The Semiconductor Boom: A Decade of Unprecedented Growth
The semiconductor sector has emerged as a significant wealth generator, fueled by the rise of portable computers, smartphones, and now, artificial intelligence (AI). Over the past decade, investments in semiconductor companies have yielded remarkable returns, outpacing the broader market.
Historical Performance and Recent Gains
A $10,000 investment in some semiconductor companies in August 2015 could be worth $100,000 today. Investing in AMD at the time could net you $1 million today, while the same investment in Nvidia could result in a staggering $3 million. The semiconductor ETF, encompassing major players in the industry, has surged by 60% in the last three months alone. To provide context, the semiconductor ETF took over 10 years (from 2006 to 2016) to achieve the same 60% gain. Semiconductor stocks have also doubled the S&P 500's performance in the same period, with the S&P 500 only offering a 27% return.
Comparing to Past Market Rallies
Historically, the semiconductor sector has consistently outperformed the broader market, and this trend seems to be accelerating. The last comparable surge was the NASDAQ 100's rally from 1986 to 1998. This earlier tech boom was driven by genuine technological advancements, widespread adoption, and a favorable macroeconomic environment that encouraged speculation. This created a disconnect between tech stocks and the rest of the market, ultimately resulting in a financial asset bubble.
AI's Impact and Data Center Spending
AI is currently a real theme, rapidly gaining traction across various industries. The adoption of AI in US companies has more than doubled in the past year, going from about 4% to 10%. This increased adoption is driving unprecedented demand for data centers. Since the launch of Chat GPT in November 2022, spending on data centers has tripled, reaching $40 billion as of June 2025, which was up from $13 billion. Much of this spending is allocated to computer hardware, directly benefitting semiconductor and equipment companies.
Projected Future Spending
Major tech companies like Microsoft, Alphabet, Amazon, Meta, and Oracle are projected to spend heavily on AI and data centers in the coming years. By 2026, total spending is anticipated to reach $380 billion, marking a 130% increase from 2024. Both Meta and Microsoft have even suggested they will be spending over $100 billion in 2026 alone.

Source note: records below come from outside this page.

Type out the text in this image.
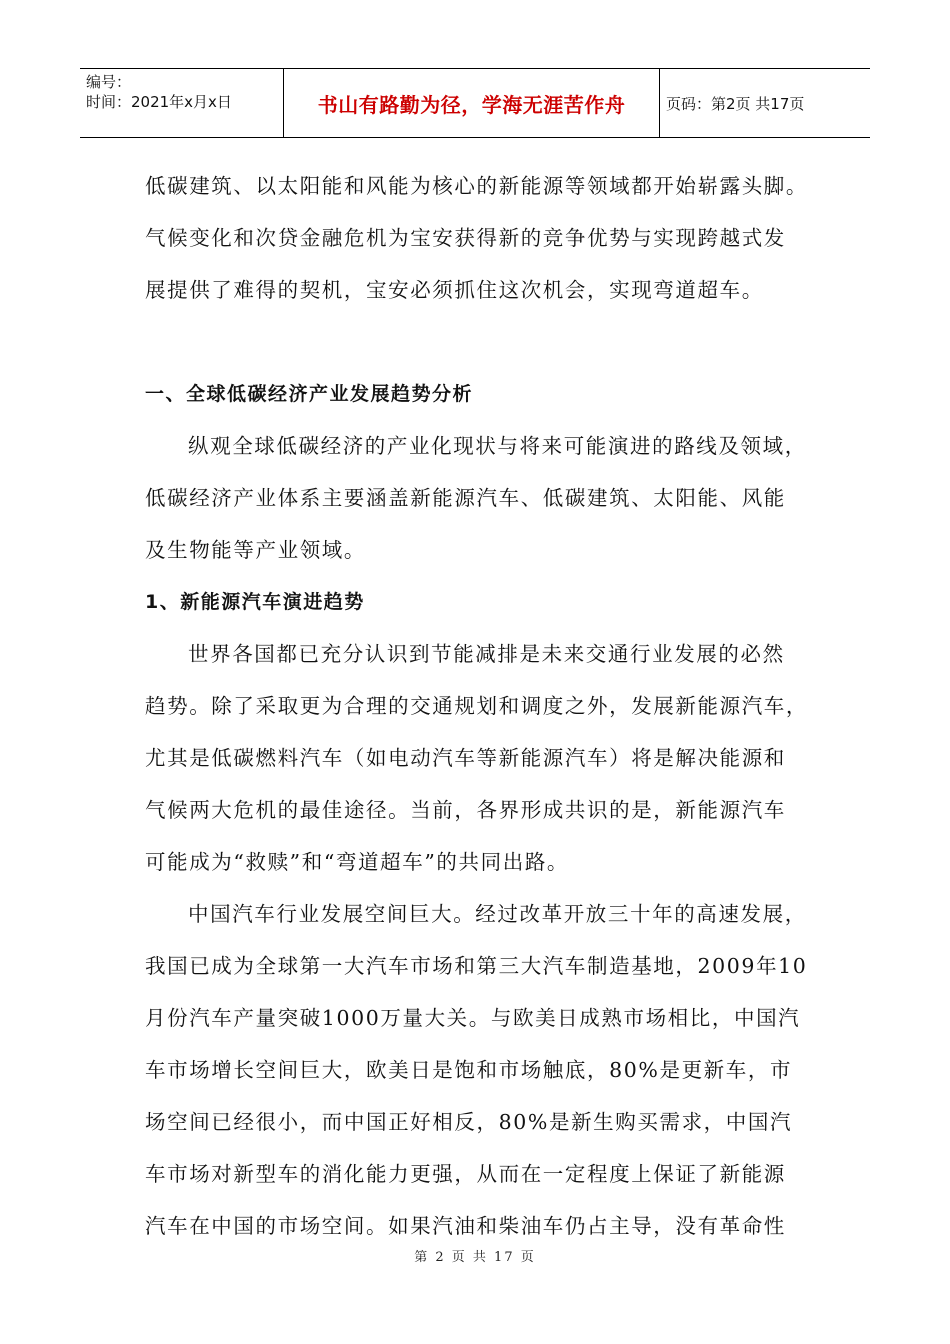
编号：
时间：2021年x月x日	书山有路勤为径，学海无涯苦作舟	页码：第2页 共17页
低碳建筑、以太阳能和风能为核心的新能源等领域都开始崭露头脚。
气候变化和次贷金融危机为宝安获得新的竞争优势与实现跨越式发
展提供了难得的契机，宝安必须抓住这次机会，实现弯道超车。
一、全球低碳经济产业发展趋势分析
纵观全球低碳经济的产业化现状与将来可能演进的路线及领域，
低碳经济产业体系主要涵盖新能源汽车、低碳建筑、太阳能、风能
及生物能等产业领域。
1、新能源汽车演进趋势
世界各国都已充分认识到节能减排是未来交通行业发展的必然
趋势。除了采取更为合理的交通规划和调度之外，发展新能源汽车，
尤其是低碳燃料汽车（如电动汽车等新能源汽车）将是解决能源和
气候两大危机的最佳途径。当前，各界形成共识的是，新能源汽车
可能成为“救赎”和“弯道超车”的共同出路。
中国汽车行业发展空间巨大。经过改革开放三十年的高速发展，
我国已成为全球第一大汽车市场和第三大汽车制造基地，2009年10
月份汽车产量突破1000万量大关。与欧美日成熟市场相比，中国汽
车市场增长空间巨大，欧美日是饱和市场触底，80%是更新车，市
场空间已经很小，而中国正好相反，80%是新生购买需求，中国汽
车市场对新型车的消化能力更强，从而在一定程度上保证了新能源
汽车在中国的市场空间。如果汽油和柴油车仍占主导，没有革命性
第 2 页 共 17 页
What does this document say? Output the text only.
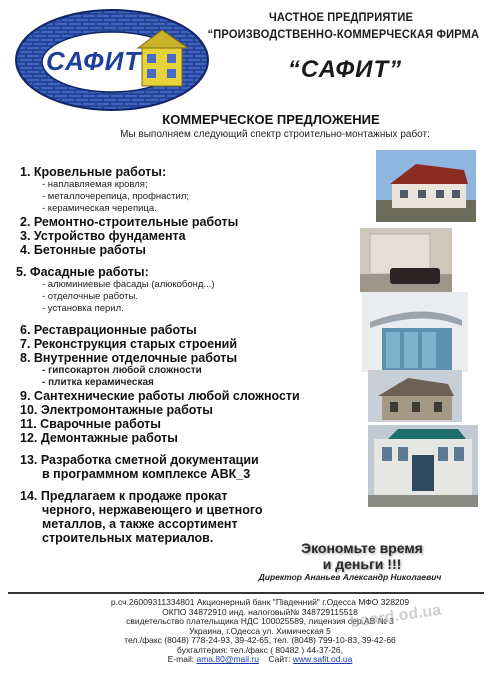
САФИТ
ЧАСТНОЕ ПРЕДПРИЯТИЕ
“ПРОИЗВОДСТВЕННО-КОММЕРЧЕСКАЯ ФИРМА
“САФИТ”
КОММЕРЧЕСКОЕ ПРЕДЛОЖЕНИЕ
Мы выполняем следующий спектр строительно-монтажных работ:
1. Кровельные работы:
- наплавляемая кровля;
- металлочерепица, профнастил;
- керамическая черепица.
2. Ремонтно-строительные работы
3. Устройство фундамента
4. Бетонные работы
5. Фасадные работы:
- алюминиевые фасады (алюкобонд...)
- отделочные работы.
- установка перил.
6. Реставрационные работы
7. Реконструкция старых строений
8. Внутренние отделочные работы
- гипсокартон любой сложности
- плитка керамическая
9. Сантехнические работы любой сложности
10. Электромонтажные работы
11. Сварочные работы
12. Демонтажные работы
13. Разработка сметной документации
в программном комплексе АВК_3
14. Предлагаем к продаже прокат
черного, нержавеющего и цветного
металлов, а также ассортимент
строительных материалов.
Экономьте время
и деньги !!!
Директор Ананьев Александр Николаевич
р.сч.26009311334801 Акционерный банк "Південний" г.Одесса МФО 328209
ОКПО 34872910 инд. налоговый№ 348729115518
свидетельство плательщика НДС 100025589, лицензия сер.АВ № 3
Украина, г.Одесса ул. Химическая 5
тел./факс (8048) 778-24-93, 39-42-65, тел. (8048) 799-10-83, 39-42-66
бухгалтерия: тел./факс ( 80482 ) 44-37-26,
E-mail: ama.80@mail.ru Сайт: www.safit.od.ua
board.od.ua
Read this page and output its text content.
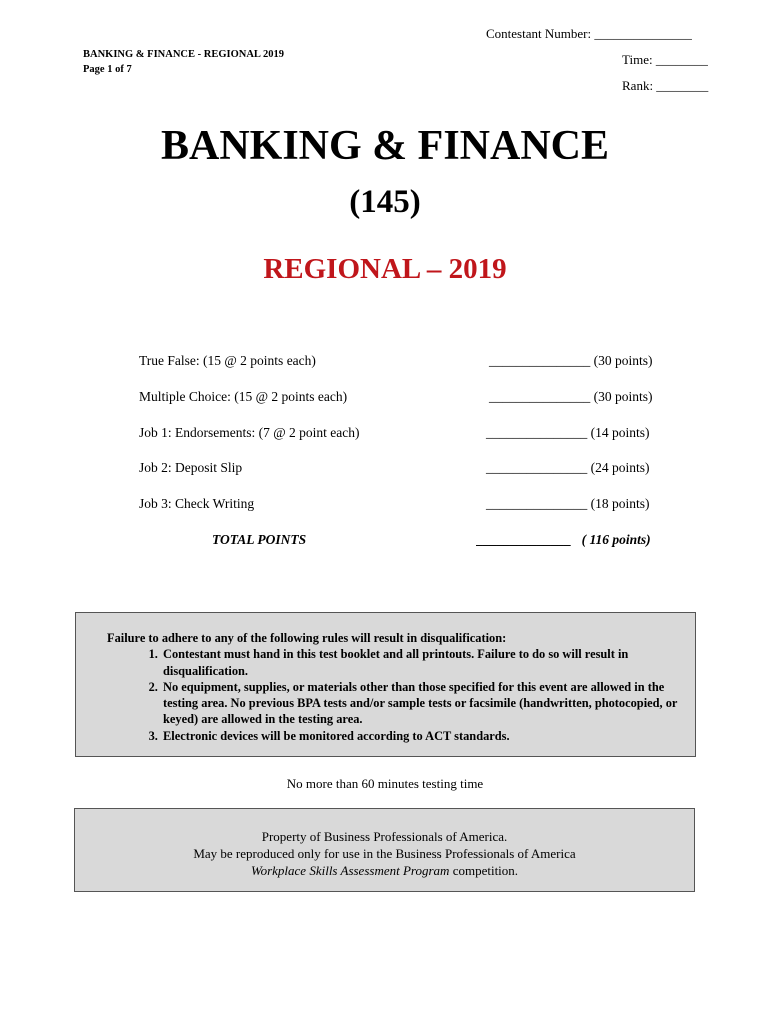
Contestant Number: _______________
BANKING & FINANCE - REGIONAL 2019
Page 1 of 7
Time: ________
Rank: ________
BANKING & FINANCE
(145)
REGIONAL – 2019
True False: (15 @ 2 points each)	_______________ (30 points)
Multiple Choice: (15 @ 2 points each)	_______________ (30 points)
Job 1: Endorsements: (7 @ 2 point each)	_______________ (14 points)
Job 2: Deposit Slip	_______________ (24 points)
Job 3: Check Writing	_______________ (18 points)
TOTAL POINTS	______________   ( 116 points)
Failure to adhere to any of the following rules will result in disqualification:
1. Contestant must hand in this test booklet and all printouts. Failure to do so will result in disqualification.
2. No equipment, supplies, or materials other than those specified for this event are allowed in the testing area. No previous BPA tests and/or sample tests or facsimile (handwritten, photocopied, or keyed) are allowed in the testing area.
3. Electronic devices will be monitored according to ACT standards.
No more than 60 minutes testing time
Property of Business Professionals of America.
May be reproduced only for use in the Business Professionals of America
Workplace Skills Assessment Program competition.
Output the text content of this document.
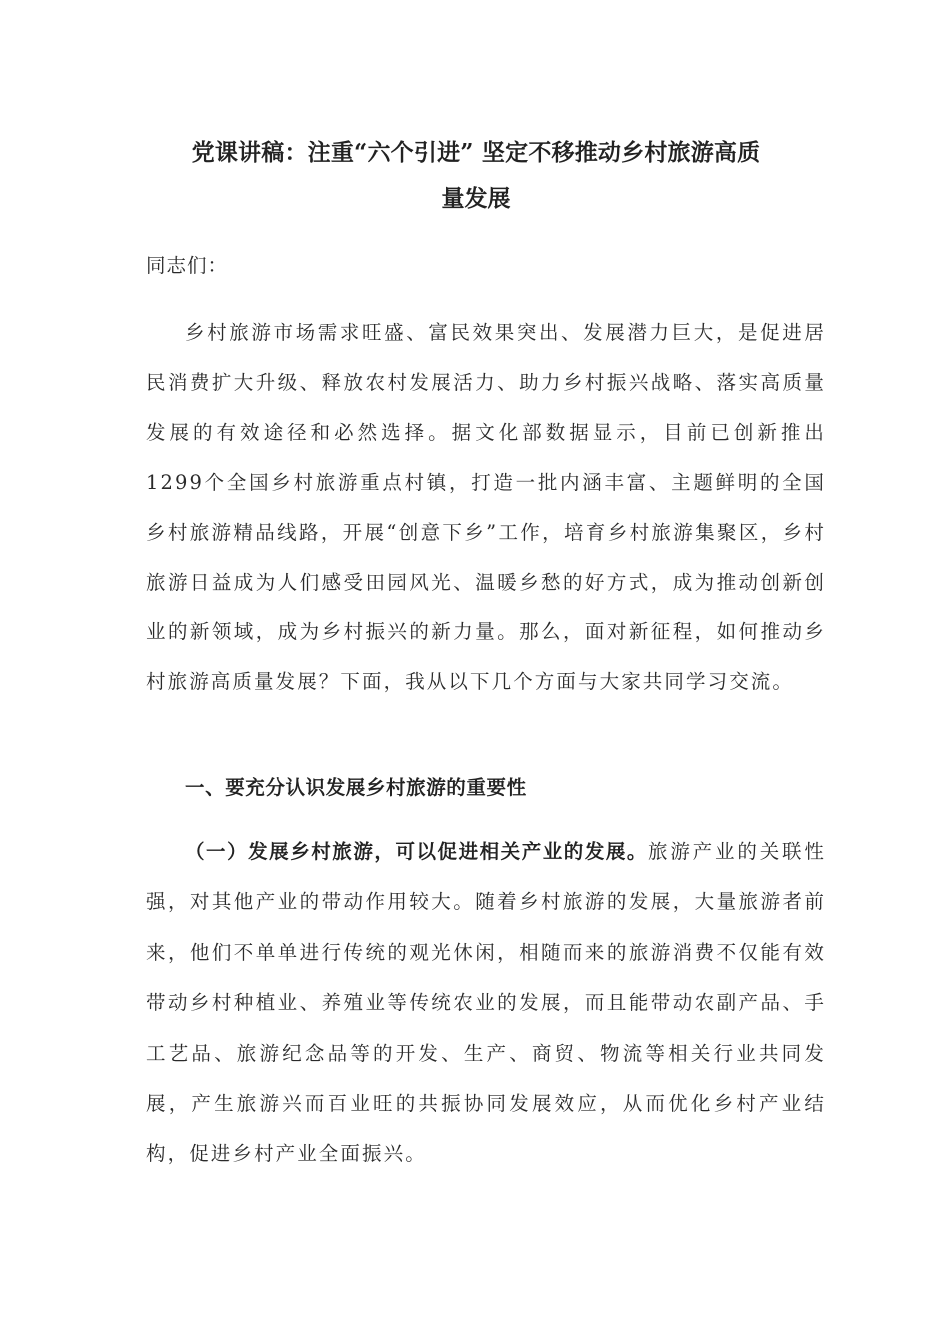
党课讲稿：注重“六个引进” 坚定不移推动乡村旅游高质
量发展

同志们：

乡村旅游市场需求旺盛、富民效果突出、发展潜力巨大，是促进居民消费扩大升级、释放农村发展活力、助力乡村振兴战略、落实高质量发展的有效途径和必然选择。据文化部数据显示，目前已创新推出1299个全国乡村旅游重点村镇，打造一批内涵丰富、主题鲜明的全国乡村旅游精品线路，开展“创意下乡”工作，培育乡村旅游集聚区，乡村旅游日益成为人们感受田园风光、温暖乡愁的好方式，成为推动创新创业的新领域，成为乡村振兴的新力量。那么，面对新征程，如何推动乡村旅游高质量发展？下面，我从以下几个方面与大家共同学习交流。

一、要充分认识发展乡村旅游的重要性

（一）发展乡村旅游，可以促进相关产业的发展。旅游产业的关联性强，对其他产业的带动作用较大。随着乡村旅游的发展，大量旅游者前来，他们不单单进行传统的观光休闲，相随而来的旅游消费不仅能有效带动乡村种植业、养殖业等传统农业的发展，而且能带动农副产品、手工艺品、旅游纪念品等的开发、生产、商贸、物流等相关行业共同发展，产生旅游兴而百业旺的共振协同发展效应，从而优化乡村产业结构，促进乡村产业全面振兴。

Semiconductor Earnings Surge
The substantial capital flowing into the semiconductor sector is reflected in the company's earnings. From 2023 to August 2024, the earnings of the semiconductor sector have grown by 73% per year from $80 per share to $239 per share. This represents one of the most robust earnings growth stories of all time.
Caution and Valuation Concerns
Despite the impressive growth, it is crucial to remember that high growth does not guarantee strong stock performance. Benjamin Graham, Warren Buffett's mentor, cautioned that even a great company can be a poor investment if the price is too high.
Parallels to the Dot-Com Bubble
During the dot-com bubble, tech giants like Apple, Amazon, and Microsoft became excessively expensive. The NASDAQ 100 traded at a PE ratio of 71 times earnings, while the S&P 500 traded at 22. The semiconductor ETF currently has a PE ratio of 80 times earnings, significantly higher than the S&P 500's PE ratio of 30. This indicates that investors are currently paying almost triple the price to own a semiconductor company, raising concerns about overvaluation.
Potential for a Correction
According to Warren Buffett's principles, semiconductor stocks might not be a great long-term investment at their current price point, making them vulnerable to disappointing investors if growth slows.
The Role of Interest Rates and Macroeconomic Factors
While overvaluation is a concern, a near-term decline is not necessarily imminent. In the late 1990s, the Federal Reserve's interest rate cuts fueled speculation and drove the final explosive move in the NASDAQ 100. However, the bubble burst when the Federal Reserve began raising interest rates in January 1999. Understanding this sequence is key to assessing the current situation. The Fed is expected to continue cutting interest rates for the rest of the year, potentially providing the macro catalyst for a speculative run in the semiconductor ETF.
Historical Correlation Between Interest Rates and Semiconductor Performance
Historically, periods of declining interest rates have correlated with strong semiconductor outperformance, while periods of rising interest rates have led to underperformance. The current situation, with the Fed lowering interest rates, is similar to 1998. Lower interest rates may fuel a semiconductor melt-up similar to the tech sector boom of 1999.
Risk Management and Trading Strategy
Aggressive bets on the market require consistent risk management. Trading is not about perfect predictions, but it is about maximizing profits when correct and minimizing losses when wrong.